Sur la pochette signée par le street artist
britannique Boneface, la première lettre du nom du groupe est brisée par
un trait de peinture rageur dont le bleu contraste avec le fond rouge vif, le
message est clair : Homme a décidé de faire ce qu’il veut de son groupe quitte
à se mettre à dos les amateurs des débuts. Dès les
premières minutes Homme invite ses auditeurs avec un bel oxymore à
faire abstraction du passé "Don’t look just keep your eyes peeled" (ne regarde
pas, sois seulement attentif). L’album s’ouvre sur un rythme lent marqué par une
batterie lourde et un charleston étouffant, souligné par la basse de Michael
Shuman. Le chant et la guitare de Homme semblent essayer de s’échapper mais
sont rattrapé par cette ambiance pesante, le reste du morceau achève de clouer
l’auditeur à son siège pris par les changements de tempos et les breaks
incessants. Beaucoup ont reproché à l’album d’être généralement mid tempo et
il est vrai que le rythme n’est pas aussi rapide que sur les autres galettes
du groupe, et que les Queens n’ont pas ressorti l’artillerie lourde et les murs
de guitares comme auparavant. Cependant, considérer QOTSA comme un groupe de rock lourd et hypnotique n'est pas tout à fait exact, Homme a toujours écrit des chansons aux accents
pop et on retrouve le talent de l’américain pour les mélodies accrocheuses dans "I Sat by the Ocean" ou "If I Had a Tail" par exemple. Il serait cependant malhonnête de
prétendre que le discours du groupe s’est simplifié afin de plaire aux radios
comme l’ont fait certains fans déçus. L’ambiance générale de l’album est
mélancolique et sombre, dérangeante même à certains moments comme sur le court métrage qui
accompagne les musiques de l’album, toujours signé par Boneface. Si les
guitares ne sont plus les rampes de lancement des morceaux comme c'était le cas avant, (ils sont parfois
construits autour du piano : "…Like Clockwork", "The Vampire of Time and Memory", ou de
la basse : "Keep your eyes peeled") elles occupent toujours la place la plus
importante et les solos sont toujours très inspirés. Ce qui n'a pas plu aux fans c'est plutôt que le groupe a changé de registre sans toutefois perdre en personalité, cette volonté d'aller vers l'avant sans oublier le passé se retrouve dans le titre "My God is the Sun". Cette chanson,
qui aurait pu très bien être un avatar de "No One Knows" ou "In My Head", garde une
retenu grâce au travail sur les arrangements et la production (les claviers inquiétants
à mi-parcours) au profit d’une certaine mélancolie et de la cohérence de l’ensemble.

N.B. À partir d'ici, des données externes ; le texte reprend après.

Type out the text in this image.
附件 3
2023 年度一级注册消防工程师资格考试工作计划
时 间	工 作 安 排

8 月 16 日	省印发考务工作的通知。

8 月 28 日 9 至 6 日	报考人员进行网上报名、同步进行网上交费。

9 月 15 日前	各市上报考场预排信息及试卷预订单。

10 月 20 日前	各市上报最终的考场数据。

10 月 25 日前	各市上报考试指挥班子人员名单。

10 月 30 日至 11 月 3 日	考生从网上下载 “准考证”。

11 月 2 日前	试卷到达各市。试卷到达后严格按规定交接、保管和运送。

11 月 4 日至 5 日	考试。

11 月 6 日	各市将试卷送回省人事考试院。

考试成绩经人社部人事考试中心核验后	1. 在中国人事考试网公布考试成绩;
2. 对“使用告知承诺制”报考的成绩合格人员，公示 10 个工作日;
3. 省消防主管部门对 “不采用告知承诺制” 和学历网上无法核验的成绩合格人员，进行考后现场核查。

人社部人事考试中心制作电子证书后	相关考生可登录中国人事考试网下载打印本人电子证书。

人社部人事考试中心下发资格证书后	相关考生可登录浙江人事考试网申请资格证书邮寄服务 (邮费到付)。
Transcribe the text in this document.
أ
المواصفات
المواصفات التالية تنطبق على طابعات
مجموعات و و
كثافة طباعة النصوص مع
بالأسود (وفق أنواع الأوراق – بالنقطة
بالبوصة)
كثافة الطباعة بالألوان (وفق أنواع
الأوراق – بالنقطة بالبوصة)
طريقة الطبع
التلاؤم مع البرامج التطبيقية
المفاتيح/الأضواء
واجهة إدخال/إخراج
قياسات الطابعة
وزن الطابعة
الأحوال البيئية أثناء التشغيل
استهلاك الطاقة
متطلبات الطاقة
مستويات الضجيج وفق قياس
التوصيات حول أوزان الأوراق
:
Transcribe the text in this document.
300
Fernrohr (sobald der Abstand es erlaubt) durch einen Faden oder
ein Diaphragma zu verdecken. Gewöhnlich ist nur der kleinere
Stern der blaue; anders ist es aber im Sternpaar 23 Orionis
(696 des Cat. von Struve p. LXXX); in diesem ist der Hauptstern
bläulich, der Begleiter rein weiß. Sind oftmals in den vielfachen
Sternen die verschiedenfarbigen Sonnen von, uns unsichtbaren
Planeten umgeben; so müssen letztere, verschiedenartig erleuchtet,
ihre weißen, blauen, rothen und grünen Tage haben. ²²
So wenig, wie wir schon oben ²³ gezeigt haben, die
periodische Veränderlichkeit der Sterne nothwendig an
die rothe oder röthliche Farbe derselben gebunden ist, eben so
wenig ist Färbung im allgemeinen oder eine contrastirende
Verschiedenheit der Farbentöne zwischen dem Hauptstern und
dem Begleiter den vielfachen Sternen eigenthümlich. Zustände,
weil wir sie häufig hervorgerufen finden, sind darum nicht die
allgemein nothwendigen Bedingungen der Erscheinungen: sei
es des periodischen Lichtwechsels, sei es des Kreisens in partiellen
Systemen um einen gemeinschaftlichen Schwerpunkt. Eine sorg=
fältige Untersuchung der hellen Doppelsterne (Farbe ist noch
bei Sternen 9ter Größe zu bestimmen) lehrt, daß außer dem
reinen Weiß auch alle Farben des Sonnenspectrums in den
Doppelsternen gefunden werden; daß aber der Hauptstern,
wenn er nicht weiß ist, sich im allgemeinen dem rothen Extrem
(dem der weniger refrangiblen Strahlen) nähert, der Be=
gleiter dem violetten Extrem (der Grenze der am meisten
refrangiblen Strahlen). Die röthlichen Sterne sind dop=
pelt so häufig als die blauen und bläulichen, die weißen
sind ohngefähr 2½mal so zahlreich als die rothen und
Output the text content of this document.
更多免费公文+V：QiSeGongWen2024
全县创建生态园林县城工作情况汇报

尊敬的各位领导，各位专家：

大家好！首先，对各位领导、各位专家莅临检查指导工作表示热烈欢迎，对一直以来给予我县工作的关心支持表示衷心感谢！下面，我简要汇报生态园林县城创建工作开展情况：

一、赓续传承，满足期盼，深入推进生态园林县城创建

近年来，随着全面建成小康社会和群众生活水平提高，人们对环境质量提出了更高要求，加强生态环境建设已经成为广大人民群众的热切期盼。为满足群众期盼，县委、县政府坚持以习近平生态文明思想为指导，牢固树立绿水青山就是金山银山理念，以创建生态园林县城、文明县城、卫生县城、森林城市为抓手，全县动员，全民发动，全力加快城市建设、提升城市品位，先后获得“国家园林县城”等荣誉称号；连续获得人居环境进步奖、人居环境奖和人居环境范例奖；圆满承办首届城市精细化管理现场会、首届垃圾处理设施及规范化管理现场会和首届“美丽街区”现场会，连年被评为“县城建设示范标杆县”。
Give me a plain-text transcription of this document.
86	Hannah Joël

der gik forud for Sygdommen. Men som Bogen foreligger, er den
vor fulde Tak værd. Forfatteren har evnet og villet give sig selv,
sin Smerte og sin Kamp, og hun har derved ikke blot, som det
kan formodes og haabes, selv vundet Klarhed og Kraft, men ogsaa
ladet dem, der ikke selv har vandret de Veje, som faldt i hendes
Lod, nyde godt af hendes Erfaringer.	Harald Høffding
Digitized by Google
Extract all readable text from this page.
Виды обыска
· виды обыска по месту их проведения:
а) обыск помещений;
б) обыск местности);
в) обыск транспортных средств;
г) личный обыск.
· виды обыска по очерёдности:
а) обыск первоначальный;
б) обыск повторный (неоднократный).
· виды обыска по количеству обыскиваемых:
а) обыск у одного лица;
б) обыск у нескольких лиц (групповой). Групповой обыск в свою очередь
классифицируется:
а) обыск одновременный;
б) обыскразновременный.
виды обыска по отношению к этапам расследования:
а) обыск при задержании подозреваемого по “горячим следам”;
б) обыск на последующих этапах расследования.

Le registre de Homme s’est aussi élargi, on passe d’une ballade comme "The
Vampyre" aux ambiances funky et décadentes de "If I had a Tail" avant de se
retrouver dans le délire dandy "Fairweather Friends". La production est impeccable
(les guitares comme les autres instruments sonnent formidablement bien), et les
arrangements sont très fouillés et subtiles comme sur "Kalopsia" et son travail sur
les claviers et les guitares (cool et surf music dans les couplets avant de se déchaîner
sur les refrains).
Image de la vidéo de "I Appear Missing" par Boneface |
En dépit cette diversité, …Like Clockwork est un album qui garde une fantastique unité, il suit
une réelle progression commençant lourdement pour s’achever de manière
grandiose. Car même si il n’y a aucune chanson superflue ou en deçà du reste, la
fin de l’album est certainement aussi son acmé. "I Appear Missing", déjà un
classique du groupe, s’ouvre comme une ballade lancinante sur un
rythme fracassant, ses multiples breaks, changements de rythme, et contretemps en font une incroyable montagne russe, la tension s’emballe plusieurs fois
avant de retomber brusquement au moment même elle est prête à exploser, le tout
s’achève lors d’un final dantesque lors duquel la guitare slide explose dans
une mélodie à vous coller des frissons des pieds à la tête, soulignée par le reste du groupe et la basse dont la mélodie est ensuite reprise par le chant. Cette quasi-instantanéité entre la lourdeur des riffs saturés et les passages majestueux portés par les guitares claires était déjà présente dans d'autre morceaux de QOTSA, elle atteint ici son apogée. A la fin de cette incroyable coda, le piano revient pour un dernier morceau, "...Like Clockwork", sur lequel le chant de Homme repasse dans les aigües, sa voix, au fil des ans a acquis une maîtrise
et une maturité formidable, mais "…Like Clockwork" n’est
pas qu’une simple ballade, la guitare et le reste du groupe se rejoignent pour
un dernier moment de grâce et un solo incandescent, les mots de
Homme « It's all down hill from here» (ce sera plus facile maintenant) terminent le disque,
après les épreuves arrive l’acceptation, l’amertume s'adoucit et l’album s’achève
dans une conclusion lumineuse.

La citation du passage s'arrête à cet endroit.